Attacks on the power supply are highly complex
As Eset calls it the further development that was used this year, Industroyer2. And although many details of the attack in April are still unclear, Industroyer2 and the previous version show how complex it is to physically damage industrial control systems, such as those of energy suppliers, with malicious code alone.
So should the attack in
But the attack was to become even more insidious: because they then wanted to manipulate a Siemens relay installed by the electricity supplier, which is actually used to trigger a protective fuse in the event of errors. To do this, they wanted to use a prepared file to put the relay into an update mode in which it would get stuck. When the operator tries to restart the power manually because of the hacking attack, the system should be damaged – because the fuse manipulated by the hackers does not kick in.
Eset doesn’t know whether Industroyer2 should try to do the same. “We haven’t seen any evidence of this,” Lipovsky said in an interview with SPIEGEL. What is clear, however, is that additional malicious programs, so-called wipers, were intended to cover up the perpetrators’ tracks in the network this time by overwriting log files and making drives unusable, among other things. Such wipers are a recurring hacking weapon in various attacks on Ukrainian targets in recent months.
The alleged group behind the attack: Sandworm
The attack required in-depth knowledge of the plant and the industrial control systems (ICS) used there. The perpetrators needed a corresponding number of resources and specialists. Lipovsky finds the effort that the perpetrators made to familiarize themselves with the intricacies of the underlying software protocols downright “disturbing”. Because they can’t just be googled.
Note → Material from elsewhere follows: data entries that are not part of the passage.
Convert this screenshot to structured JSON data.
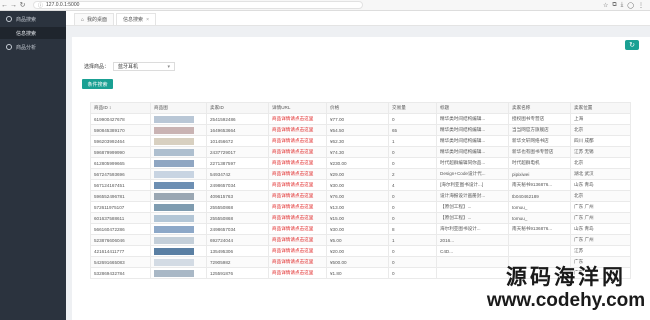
{
  "browser": {
    "url": "127.0.0.1:5000",
    "back_icon": "←",
    "forward_icon": "→",
    "reload_icon": "↻",
    "home_icon": "⌂"
  },
  "sidebar": {
    "items": [
      {
        "label": "商品搜索",
        "icon": "user-icon"
      },
      {
        "label": "信息搜索",
        "icon": ""
      },
      {
        "label": "商品分析",
        "icon": "user-icon"
      }
    ]
  },
  "tabs": [
    {
      "label": "我的桌面",
      "icon": "home-icon"
    },
    {
      "label": "信息搜索",
      "close": "×"
    }
  ],
  "filter": {
    "label": "选择商品：",
    "value": "蓝牙耳机"
  },
  "search_button": "条件搜索",
  "table": {
    "headers": [
      "商品ID ↕",
      "商品图",
      "卖家ID",
      "详情URL",
      "价格",
      "交易量",
      "标题",
      "卖家名称",
      "卖家位置"
    ],
    "rows": [
      [
        "619900427678",
        "",
        "2541592486",
        "商品详情请点击这里",
        "¥77.00",
        "0",
        "精华类时间结构编辑...",
        "授权图书专营店",
        "上海"
      ],
      [
        "590845389170",
        "",
        "1649653664",
        "商品详情请点击这里",
        "¥54.50",
        "65",
        "精华类时间结构编辑...",
        "当当网官方旗舰店",
        "北京"
      ],
      [
        "596203992464",
        "",
        "101456672",
        "商品详情请点击这里",
        "¥62.30",
        "1",
        "精华类时间结构编辑...",
        "新华文轩网络书店",
        "四川 成都"
      ],
      [
        "596879999990",
        "",
        "2437729017",
        "商品详情请点击这里",
        "¥74.30",
        "0",
        "精华类时间结构编辑...",
        "新华也有图书专营店",
        "江苏 无锡"
      ],
      [
        "612805999665",
        "",
        "2271387597",
        "商品详情请点击这里",
        "¥230.00",
        "0",
        "时代超群编辑同你品...",
        "时代超群电机",
        "北京"
      ],
      [
        "567247593696",
        "",
        "54934742",
        "商品详情请点击这里",
        "¥29.00",
        "2",
        "Design+Code设计代...",
        "pipixiwei",
        "湖北 武汉"
      ],
      [
        "567124167451",
        "",
        "2498657034",
        "商品详情请点击这里",
        "¥30.00",
        "4",
        "[海尔利亚图书设计...]",
        "南天秘书9136876...",
        "山东 青岛"
      ],
      [
        "596552496781",
        "",
        "409615763",
        "商品详情请点击这里",
        "¥76.00",
        "0",
        "设计海报设计画册封...",
        "tb040462189",
        "北京"
      ],
      [
        "572611975107",
        "",
        "255550868",
        "商品详情请点击这里",
        "¥13.00",
        "0",
        "【原创工程】...",
        "tomuu_",
        "广东 广州"
      ],
      [
        "601637588611",
        "",
        "255550868",
        "商品详情请点击这里",
        "¥15.00",
        "0",
        "【原创工程】...",
        "tomuu_",
        "广东 广州"
      ],
      [
        "566160472286",
        "",
        "2498657034",
        "商品详情请点击这里",
        "¥30.00",
        "8",
        "海尔利亚图书设计...",
        "南天秘书9136876...",
        "山东 青岛"
      ],
      [
        "523876606046",
        "",
        "692724044",
        "商品详情请点击这里",
        "¥5.00",
        "1",
        "2016...",
        "",
        "广东 广州"
      ],
      [
        "421614411777",
        "",
        "135495306",
        "商品详情请点击这里",
        "¥20.00",
        "0",
        "C4D...",
        "",
        "江苏"
      ],
      [
        "542691665083",
        "",
        "72905982",
        "商品详情请点击这里",
        "¥500.00",
        "0",
        "",
        "",
        "广东"
      ],
      [
        "532869432784",
        "",
        "125591876",
        "商品详情请点击这里",
        "¥1.80",
        "0",
        "",
        "",
        "广东"
      ]
    ]
  },
  "watermark": {
    "line1": "源码海洋网",
    "line2": "www.codehy.com"
  },
  "colors": {
    "accent": "#1aa093",
    "sidebar": "#2b333e",
    "link_red": "#e02222"
  }
}
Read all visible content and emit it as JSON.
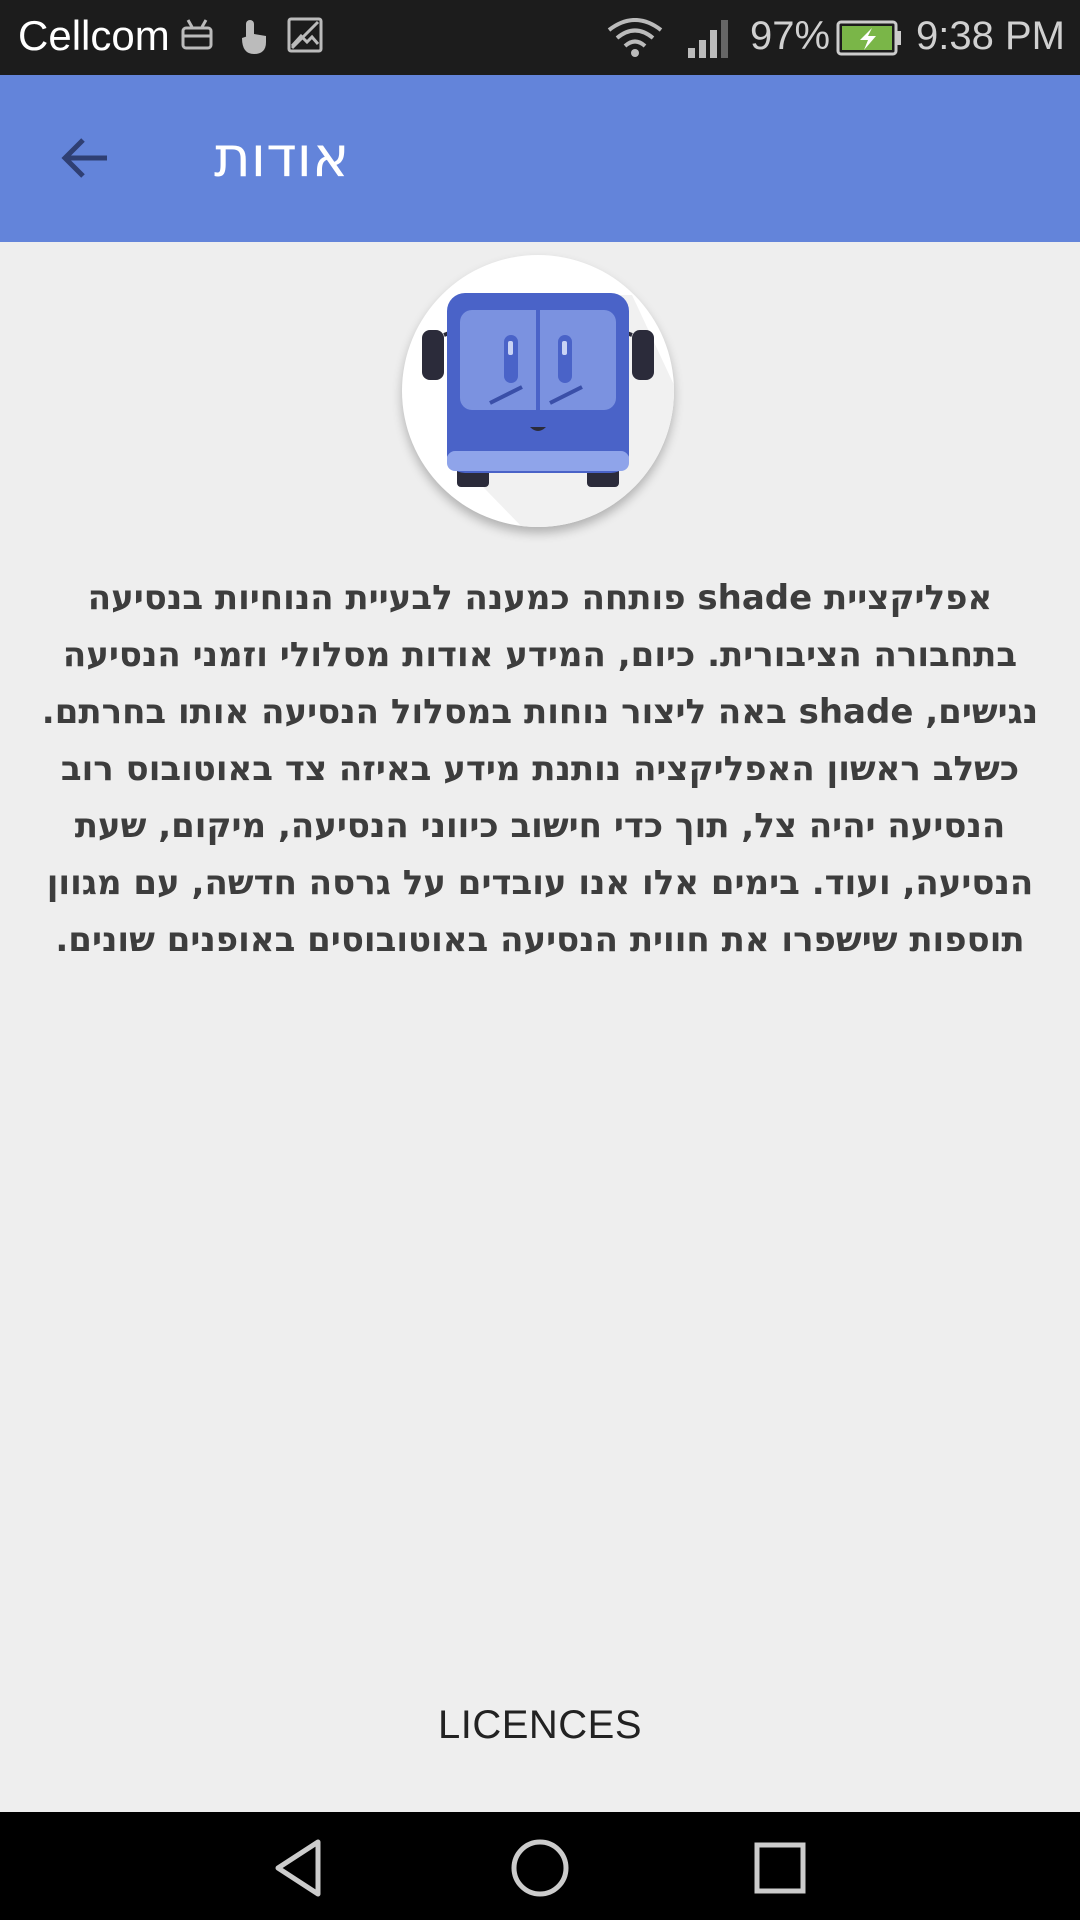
{
  "status_bar": {
    "carrier": "Cellcom",
    "battery_percent": "97%",
    "time": "9:38 PM",
    "icons": [
      "android-debug-icon",
      "touch-icon",
      "image-icon",
      "wifi-icon",
      "signal-icon",
      "battery-charging-icon"
    ]
  },
  "app_bar": {
    "title": "אודות",
    "back_icon": "arrow-back-icon",
    "color": "#6384da"
  },
  "logo": {
    "icon": "bus-logo-icon"
  },
  "about": {
    "text": "אפליקציית shade פותחה כמענה לבעיית הנוחיות בנסיעה בתחבורה הציבורית. כיום, המידע אודות מסלולי וזמני הנסיעה נגישים, shade באה ליצור נוחות במסלול הנסיעה אותו בחרתם. כשלב ראשון האפליקציה נותנת מידע באיזה צד באוטובוס רוב הנסיעה יהיה צל, תוך כדי חישוב כיווני הנסיעה, מיקום, שעת הנסיעה, ועוד. בימים אלו אנו עובדים על גרסה חדשה, עם מגוון תוספות שישפרו את חווית הנסיעה באוטובוסים באופנים שונים."
  },
  "licences_button": {
    "label": "LICENCES"
  },
  "nav_bar": {
    "back": "nav-back-icon",
    "home": "nav-home-icon",
    "recents": "nav-recents-icon"
  }
}
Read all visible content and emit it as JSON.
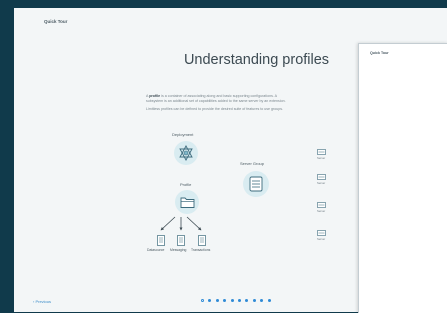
{
  "window": {
    "title": "Quick Tour"
  },
  "page": {
    "heading": "Understanding profiles",
    "para1_lead": "A ",
    "para1_term": "profile",
    "para1_rest": " is a container of associating along and basic supporting configurations. A",
    "para2": "subsystem is an additional set of capabilities added to the same server by an extension.",
    "para3": "Limitless profiles can be defined to provide the desired suite of features to use groups."
  },
  "diagram": {
    "deployment_label": "Deployment",
    "server_group_label": "Server Group",
    "profile_label": "Profile",
    "leaves": [
      {
        "label": "Datasource"
      },
      {
        "label": "Messaging"
      },
      {
        "label": "Transactions"
      }
    ],
    "servers": [
      "Server",
      "Server",
      "Server",
      "Server"
    ]
  },
  "card": {
    "title": "Quick Tour"
  },
  "footer": {
    "previous_label": "‹ Previous",
    "page_total": 10,
    "active_page": 1
  },
  "colors": {
    "background": "#103a4b",
    "panel": "#f3f6f7",
    "accent": "#2f8bd6",
    "icon_fill": "#d9ecf1",
    "icon_stroke": "#3d6b7d"
  }
}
If someone has this special knowledge, the defenders have a fundamental problem: ICS like those in the Ukrainian substation and the associated protocols » were developed decades ago without paying attention to safety«, says Lipovsky. Accordingly, Sandworm did not have to exploit any previously unknown vulnerabilities in the system. On the contrary, Industroyer2, as the Eset researcher puts it, “uses a protocol exactly as it was intended”.
Which ultimately thwarted the attack, was a quick reaction of the defenders, which included the Ukrainian Computer Emergency Response Team (Cert) as well as the companies Microsoft, Cisco Talos and Eset. A mistake in the hacker’s thinking also helped in the defense, as Zhora explains.
The attack was supposed to take place on Friday at 17.50 Start the clock “assuming most of the employees are still there and their computers are on”. But because most people finish work at four or five o’clock on Fridays, many computers were switched off and were therefore not even paralyzed by the wipers. The defenders were therefore left with more functioning hardware than the perpetrators might have wished for. Someone who has set himself the goal of sabotaging an electricity supplier not only needs special technical knowledge, but also insight into duty rosters.